TurnTrout comments on Attainable Utility Theory: Why Things Matter

TurnTrout 28 Sep 2019 21:28 UTC
LW: 2 AF: 1
0
AF
Let me substantiate my claim a bit with a random sampling; I just pulled up a relative reachability blogpost. From the first paragraph, (emphasis mine)

An incorrect or incomplete specification of the objective can result in undesirable behavior like specification gaming or causing negative side effects. There are various ways to make the notion of a “side effect” more precise – I think of it as a disruption of the agent’s environment that is unnecessary for achieving its objective. For example, if a robot is carrying boxes and bumps into a vase in its path, breaking the vase is a side effect, because the robot could have easily gone around the vase. On the other hand, a cooking robot that’s making an omelette has to break some eggs, so breaking eggs is not a side effect.

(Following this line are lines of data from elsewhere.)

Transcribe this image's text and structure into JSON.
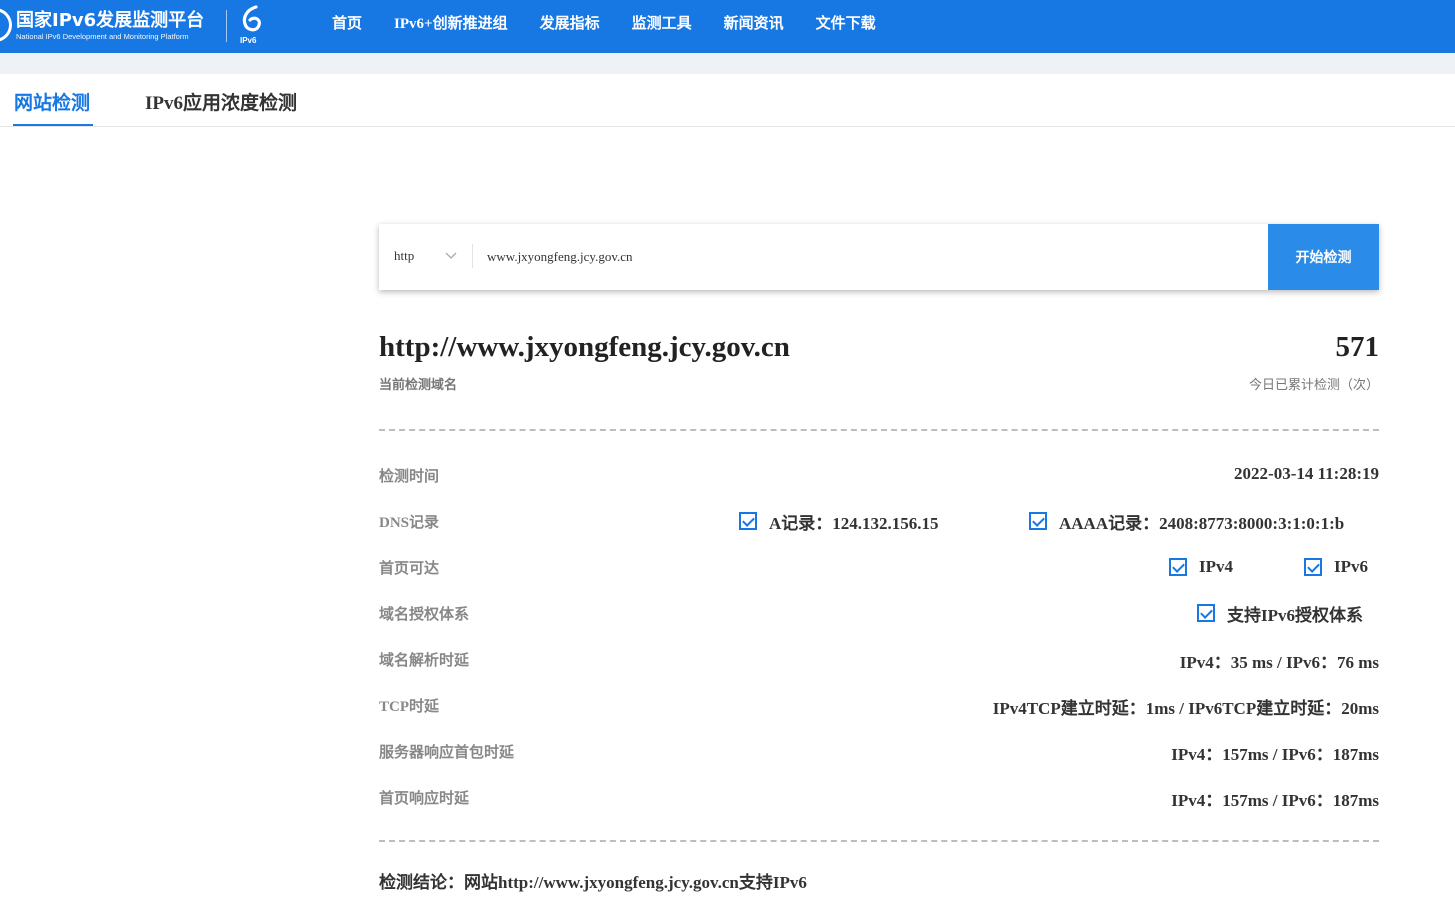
{
  "header": {
    "logo_cn": "国家IPv6发展监测平台",
    "logo_en": "National IPv6 Development and Monitoring Platform",
    "badge_text": "IPv6",
    "nav": [
      "首页",
      "IPv6+创新推进组",
      "发展指标",
      "监测工具",
      "新闻资讯",
      "文件下载"
    ]
  },
  "tabs": [
    "网站检测",
    "IPv6应用浓度检测"
  ],
  "search": {
    "protocol": "http",
    "url_value": "www.jxyongfeng.jcy.gov.cn",
    "button": "开始检测"
  },
  "result": {
    "domain": "http://www.jxyongfeng.jcy.gov.cn",
    "domain_caption": "当前检测域名",
    "count": "571",
    "count_caption": "今日已累计检测（次）",
    "rows": {
      "check_time": {
        "label": "检测时间",
        "value": "2022-03-14 11:28:19"
      },
      "dns": {
        "label": "DNS记录",
        "a": "A记录：124.132.156.15",
        "aaaa": "AAAA记录：2408:8773:8000:3:1:0:1:b"
      },
      "reach": {
        "label": "首页可达",
        "ipv4": "IPv4",
        "ipv6": "IPv6"
      },
      "auth": {
        "label": "域名授权体系",
        "value": "支持IPv6授权体系"
      },
      "dns_delay": {
        "label": "域名解析时延",
        "value": "IPv4：35 ms / IPv6：76 ms"
      },
      "tcp": {
        "label": "TCP时延",
        "value": "IPv4TCP建立时延：1ms / IPv6TCP建立时延：20ms"
      },
      "first_pkt": {
        "label": "服务器响应首包时延",
        "value": "IPv4：157ms / IPv6：187ms"
      },
      "home_resp": {
        "label": "首页响应时延",
        "value": "IPv4：157ms / IPv6：187ms"
      }
    },
    "conclusion": "检测结论：网站http://www.jxyongfeng.jcy.gov.cn支持IPv6"
  },
  "colors": {
    "brand": "#1777e3",
    "button": "#2b8be8"
  }
}
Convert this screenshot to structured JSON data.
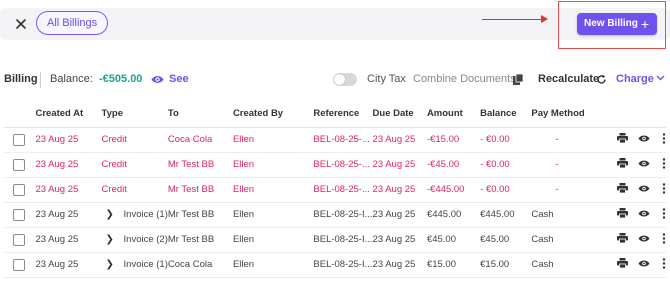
{
  "filter": {
    "pill_label": "All Billings"
  },
  "new_billing_label": "New Billing",
  "new_billing_plus": "+",
  "toolbar": {
    "title": "Billing",
    "balance_label": "Balance:",
    "balance_value": "-€505.00",
    "see_label": "See",
    "city_tax_label": "City Tax",
    "combine_label": "Combine Documents",
    "recalculate_label": "Recalculate",
    "charge_label": "Charge"
  },
  "table": {
    "headers": [
      "Created At",
      "Type",
      "To",
      "Created By",
      "Reference",
      "Due Date",
      "Amount",
      "Balance",
      "Pay Method"
    ],
    "rows": [
      {
        "kind": "credit",
        "created_at": "23 Aug 25",
        "type": "Credit",
        "to": "Coca Cola",
        "created_by": "Ellen",
        "reference": "BEL-08-25-...",
        "due_date": "23 Aug 25",
        "amount": "-€15.00",
        "balance": "- €0.00",
        "pay_method": "-"
      },
      {
        "kind": "credit",
        "created_at": "23 Aug 25",
        "type": "Credit",
        "to": "Mr Test BB",
        "created_by": "Ellen",
        "reference": "BEL-08-25-...",
        "due_date": "23 Aug 25",
        "amount": "-€45.00",
        "balance": "- €0.00",
        "pay_method": "-"
      },
      {
        "kind": "credit",
        "created_at": "23 Aug 25",
        "type": "Credit",
        "to": "Mr Test BB",
        "created_by": "Ellen",
        "reference": "BEL-08-25-...",
        "due_date": "23 Aug 25",
        "amount": "-€445.00",
        "balance": "- €0.00",
        "pay_method": "-"
      },
      {
        "kind": "invoice",
        "created_at": "23 Aug 25",
        "type": "Invoice (1)",
        "to": "Mr Test BB",
        "created_by": "Ellen",
        "reference": "BEL-08-25-I...",
        "due_date": "23 Aug 25",
        "amount": "€445.00",
        "balance": "€445.00",
        "pay_method": "Cash"
      },
      {
        "kind": "invoice",
        "created_at": "23 Aug 25",
        "type": "Invoice (2)",
        "to": "Mr Test BB",
        "created_by": "Ellen",
        "reference": "BEL-08-25-I...",
        "due_date": "23 Aug 25",
        "amount": "€45.00",
        "balance": "€45.00",
        "pay_method": "Cash"
      },
      {
        "kind": "invoice",
        "created_at": "23 Aug 25",
        "type": "Invoice (1)",
        "to": "Coca Cola",
        "created_by": "Ellen",
        "reference": "BEL-08-25-I...",
        "due_date": "23 Aug 25",
        "amount": "€15.00",
        "balance": "€15.00",
        "pay_method": "Cash"
      }
    ]
  },
  "icons": {
    "close": "close-icon",
    "eye": "eye-icon",
    "document": "document-icon",
    "refresh": "refresh-icon",
    "chevron": "chevron-down-icon",
    "print": "print-icon",
    "more": "more-icon",
    "expand": "chevron-right-icon"
  },
  "colors": {
    "accent": "#6f52ee",
    "credit": "#e0245e",
    "balance": "#1aa58e"
  }
}
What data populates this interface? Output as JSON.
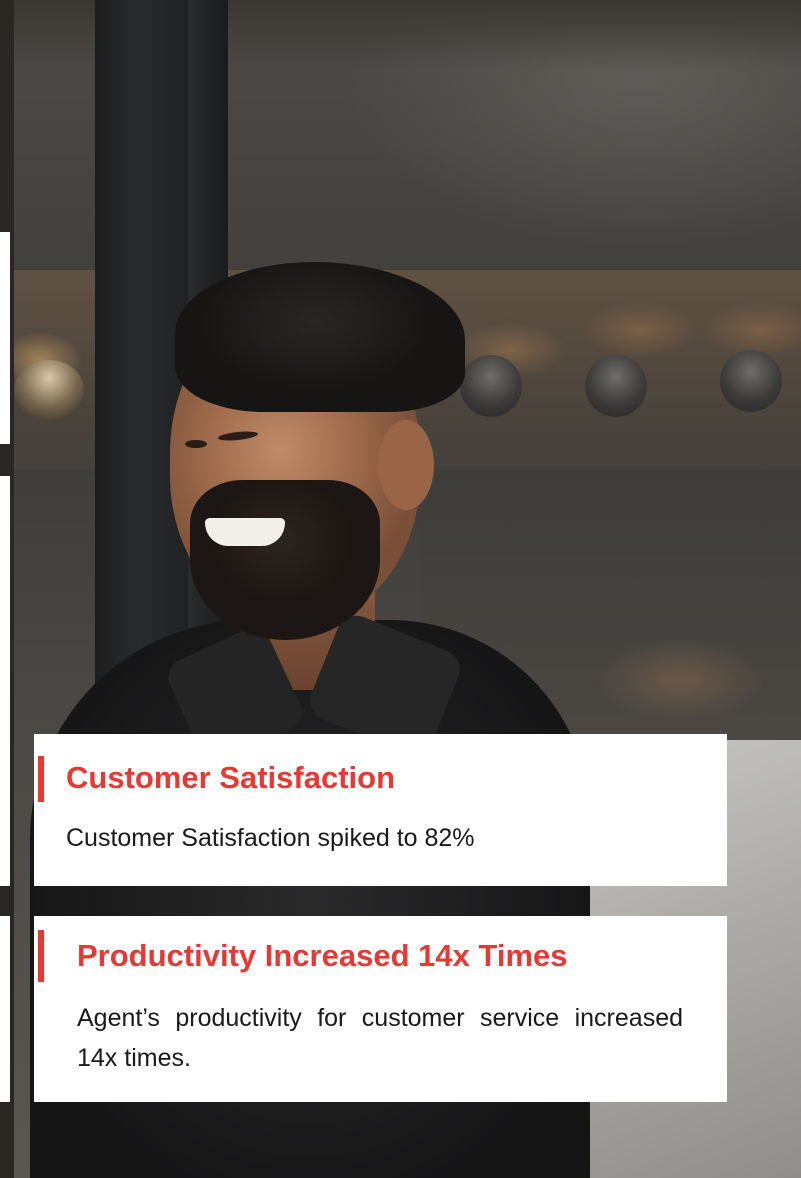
{
  "cards": [
    {
      "title": "Customer Satisfaction",
      "body": "Customer Satisfaction spiked to 82%"
    },
    {
      "title": "Productivity Increased 14x Times",
      "body": "Agent’s productivity for customer service increased 14x times."
    }
  ],
  "colors": {
    "accent": "#e53935",
    "card_background": "#ffffff",
    "body_text": "#1a1a1a"
  }
}
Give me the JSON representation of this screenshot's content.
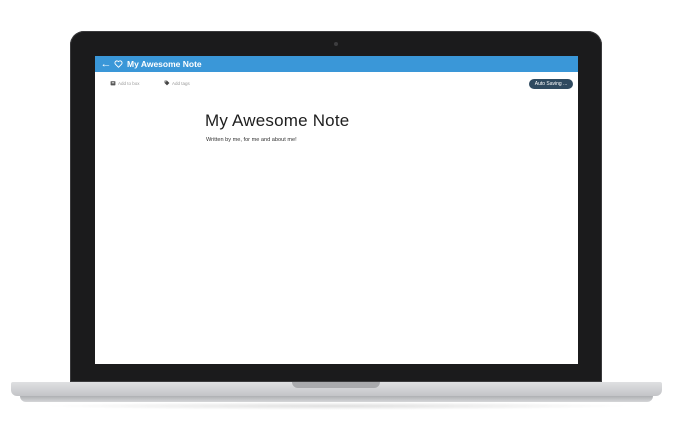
{
  "app": {
    "title": "My Awesome Note"
  },
  "toolbar": {
    "add_to_box": "Add to box",
    "add_tags": "Add tags",
    "status": "Auto Saving ..."
  },
  "note": {
    "title": "My Awesome Note",
    "subtitle": "Written by me, for me and about me!"
  },
  "icons": {
    "back": "arrow-left-icon",
    "favorite": "heart-outline-icon",
    "box": "box-icon",
    "tag": "tag-icon"
  },
  "colors": {
    "titlebar": "#3a97d8",
    "status_badge": "#2f4a60"
  }
}
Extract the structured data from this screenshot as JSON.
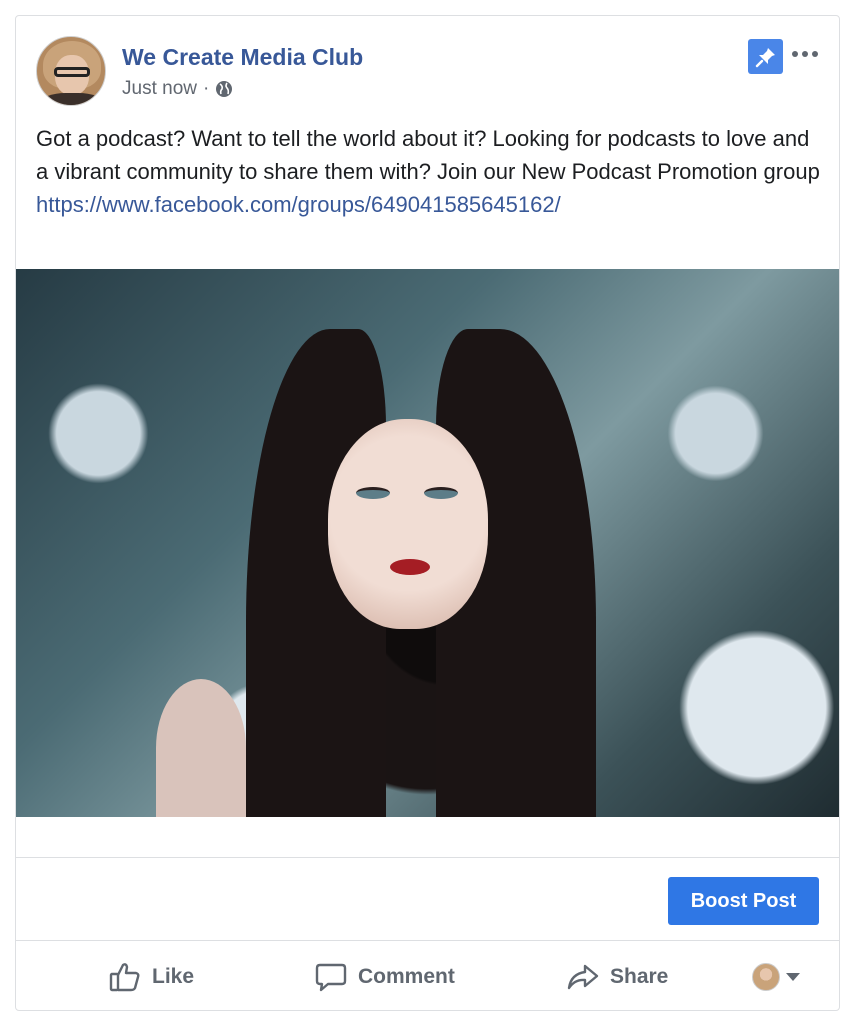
{
  "post": {
    "page_name": "We Create Media Club",
    "timestamp": "Just now",
    "separator": "·",
    "privacy_icon": "globe-icon",
    "text_line1": "Got a podcast? Want to tell the world about it? Looking for podcasts to love and a vibrant community to share them with? Join our New Podcast Promotion group",
    "link": "https://www.facebook.com/groups/649041585645162/"
  },
  "header_actions": {
    "pin_icon": "pin-icon",
    "more_icon": "more-options-icon"
  },
  "boost": {
    "label": "Boost Post"
  },
  "actions": {
    "like": "Like",
    "comment": "Comment",
    "share": "Share"
  },
  "colors": {
    "link_blue": "#385898",
    "boost_blue": "#2f77e5",
    "pin_blue": "#4a86e8",
    "action_gray": "#606770"
  }
}
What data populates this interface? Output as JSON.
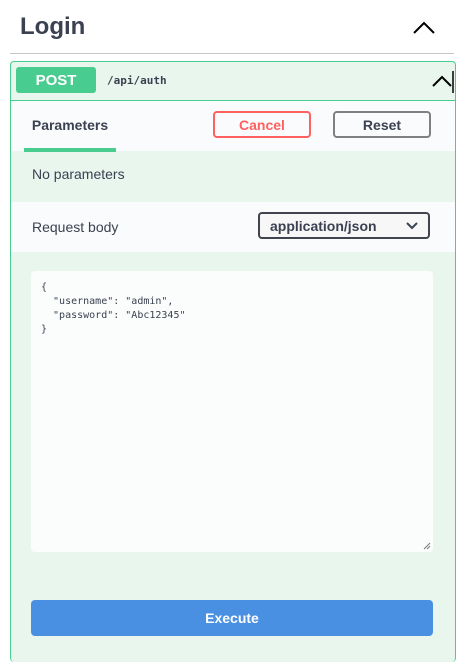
{
  "section": {
    "title": "Login"
  },
  "operation": {
    "method": "POST",
    "path": "/api/auth"
  },
  "tabs": {
    "parameters_label": "Parameters"
  },
  "buttons": {
    "cancel": "Cancel",
    "reset": "Reset",
    "execute": "Execute"
  },
  "parameters": {
    "empty_text": "No parameters"
  },
  "request_body": {
    "label": "Request body",
    "content_type": "application/json",
    "content_type_options": [
      "application/json"
    ],
    "value": "{\n  \"username\": \"admin\",\n  \"password\": \"Abc12345\"\n}"
  },
  "icons": {
    "section_toggle": "chevron-up-icon",
    "operation_toggle": "chevron-up-icon",
    "select_arrow": "chevron-down-icon"
  },
  "colors": {
    "post_method": "#49cc90",
    "post_background": "#e8f6ee",
    "cancel": "#ff6060",
    "execute": "#4990e2",
    "text": "#3b4151"
  }
}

But notice now we’re talking about “disruption of the agent’s environment”. Relative reachability is indeed tackling the impact measure problem, so using what we now understand we might prefer to reframe as:

We think about “side effects” when they change our attainable utilities, so they’re really just a conceptual discretization of “things which negatively affect us”. We want the robot to prefer policies which avoid overly changing our attainable utilities. For example, if a robot is carrying boxes and bumps into a vase in its path, breaking the vase is a side effect, because it’s not that easy for us to repair the vase...